Es war eine gute Idee gewesen, ihren Urlaub auf Jamaika zu verbringen. Ihre Augen wanderten hinüber zu den schönen alten Kolonialhäusern mit den kunstvollen Balkonen, die den Platz umsäumten. Dahinter erhoben sich die Blue Montains, und über allem spannte sich der blaue Himmel, an dem der leichte Passatwind fröhliche weisse Wattewolken vor sich hertrieb.

“Hoppla”, sagte eine Männerstimme. Zwei kräftige Arme hielten Aline fest, bis sie wieder sicher stand. Ihr Blick senkte sich erschrocken, sah in zwei grauen Augen, die sie aufmerksam musterten.

“Tut mir leid, aber ich hatte den Kopf in den Wolken”, entschuldigte sie sich.

“Das kann hier passieren.” Der Mann lächelte, aber seine Augen blieben ernst. Sie schätzte ihn auf Mitte dreissig. Er war gross und breitschultrig, hatte ein gut geschnittenes Gesicht, und der dunkle Bürstenhaarschnitt stand ihm ausgesprochen gut. Sie hatten spontan Deutsch gesprochen, er war also ein Landsmann. Als er ihr jetzt kurz zunickte und weiterging, bedauerte sie das schon ein bisschen.

An einem Früchtestand trafen sie wieder zusammen. Er wählte fachmännisch eine reife Ananas, sie kaufte drei Granatäpfel.

“Machen Sie auch Ferien hier?” fragte sie mutig.

Wieder der prüfende Blick: “So kann man es nennen.” Der Tonfall war nicht unfreundlich, lud aber nicht zu weiteren Vertraulichkeiten ein.

Wenig später stiessen einige Kinder Aline im Vorbeirennen an. Die Tüte mit den Granatäpfeln fiel zu Boden, und die drei Früchte kullerten in drei verschiedenen Richtungen davon.
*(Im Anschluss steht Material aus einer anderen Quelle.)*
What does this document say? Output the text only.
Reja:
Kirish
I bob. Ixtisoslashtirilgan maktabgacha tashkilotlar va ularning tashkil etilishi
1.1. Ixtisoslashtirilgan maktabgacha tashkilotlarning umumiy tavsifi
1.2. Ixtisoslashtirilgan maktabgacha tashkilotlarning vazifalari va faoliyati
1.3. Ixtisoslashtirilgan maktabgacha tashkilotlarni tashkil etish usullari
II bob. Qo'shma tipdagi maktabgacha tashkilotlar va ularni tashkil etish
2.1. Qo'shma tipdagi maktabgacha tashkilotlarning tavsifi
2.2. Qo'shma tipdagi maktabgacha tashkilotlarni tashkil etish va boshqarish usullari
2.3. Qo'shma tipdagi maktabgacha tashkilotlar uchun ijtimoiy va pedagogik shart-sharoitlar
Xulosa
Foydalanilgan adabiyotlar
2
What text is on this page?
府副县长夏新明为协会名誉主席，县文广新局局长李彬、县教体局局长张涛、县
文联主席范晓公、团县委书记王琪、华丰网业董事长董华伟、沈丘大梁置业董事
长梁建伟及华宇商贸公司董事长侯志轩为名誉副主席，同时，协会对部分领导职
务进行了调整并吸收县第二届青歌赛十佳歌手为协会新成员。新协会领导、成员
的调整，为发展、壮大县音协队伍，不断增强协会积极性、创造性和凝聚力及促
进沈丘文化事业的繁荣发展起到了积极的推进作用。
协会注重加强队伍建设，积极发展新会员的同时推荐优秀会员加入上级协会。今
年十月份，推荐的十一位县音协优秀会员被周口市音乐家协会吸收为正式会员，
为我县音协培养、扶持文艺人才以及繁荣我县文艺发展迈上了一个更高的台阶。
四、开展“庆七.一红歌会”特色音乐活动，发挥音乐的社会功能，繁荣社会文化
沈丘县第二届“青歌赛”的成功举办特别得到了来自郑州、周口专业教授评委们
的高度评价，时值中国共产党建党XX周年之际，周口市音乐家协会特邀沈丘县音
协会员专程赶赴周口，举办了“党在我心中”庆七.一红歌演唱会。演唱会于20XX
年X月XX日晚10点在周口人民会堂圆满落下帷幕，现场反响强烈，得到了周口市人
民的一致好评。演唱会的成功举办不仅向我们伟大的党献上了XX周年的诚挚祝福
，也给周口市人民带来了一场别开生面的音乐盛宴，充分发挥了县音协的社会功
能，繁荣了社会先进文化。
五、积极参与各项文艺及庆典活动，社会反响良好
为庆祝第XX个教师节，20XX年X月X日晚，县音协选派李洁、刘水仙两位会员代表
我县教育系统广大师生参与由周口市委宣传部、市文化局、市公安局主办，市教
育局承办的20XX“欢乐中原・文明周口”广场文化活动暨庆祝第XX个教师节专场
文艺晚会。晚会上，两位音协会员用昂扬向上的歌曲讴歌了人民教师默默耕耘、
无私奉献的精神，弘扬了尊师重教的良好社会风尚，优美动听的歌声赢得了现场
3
Aline sah ihnen noch unschlüssig nach, als jemand sie schon einsammelte. Wortlos wurden sie ihr überreicht.

Wieder er!

“Danke, Sie sind sehr liebenswürdig.” Freimütig lächelte sie ihn an.

Sein Blick glitt über ihr leicht gebräuntes Gesicht mit den tiefblauen Augen, das von langen blonden Haaren umrahmt wurde. Unter dem leichten Stoff ihres Kleides zeichnete sich ihr schlanker, sportlicher Körper ab. “Sie machen also Ferien hier?” hörte er sich fragen.

“Ja, in Ocho Rios an der Nordküste der Insel. Im Hotel Jamaica Inn. Ich habe mir einen Wagen geliehen und unternehme heute meine erste Besichtigungsfahrt. Diese Insel hat so viel Schönes zu bieten. Und Sie? Sind Sie schon länger hier?”

“Seit ein paar Monaten.” Er steckte ihr die Hand hin und sagte: “Ich muss jetzt wirklich gehen. Ich wünsche Ihnen noch schöne Ferien.”

“Danke.” Sie fragte sich, warum sie diese unverhältnismässig heftige Enttäuschung empfand, als er in der Menge verschwand. Sie kannte diesen Mann doch kaum. Ausserdem war sie ganz bestimmt nicht hierhergekommen, um einen anderen Mann kennenzulernen!

Aber als sie in einem kleinen Restaurant zu Abend ass, musste sie immer noch an die forschenden grauen Augen des Fremden denken …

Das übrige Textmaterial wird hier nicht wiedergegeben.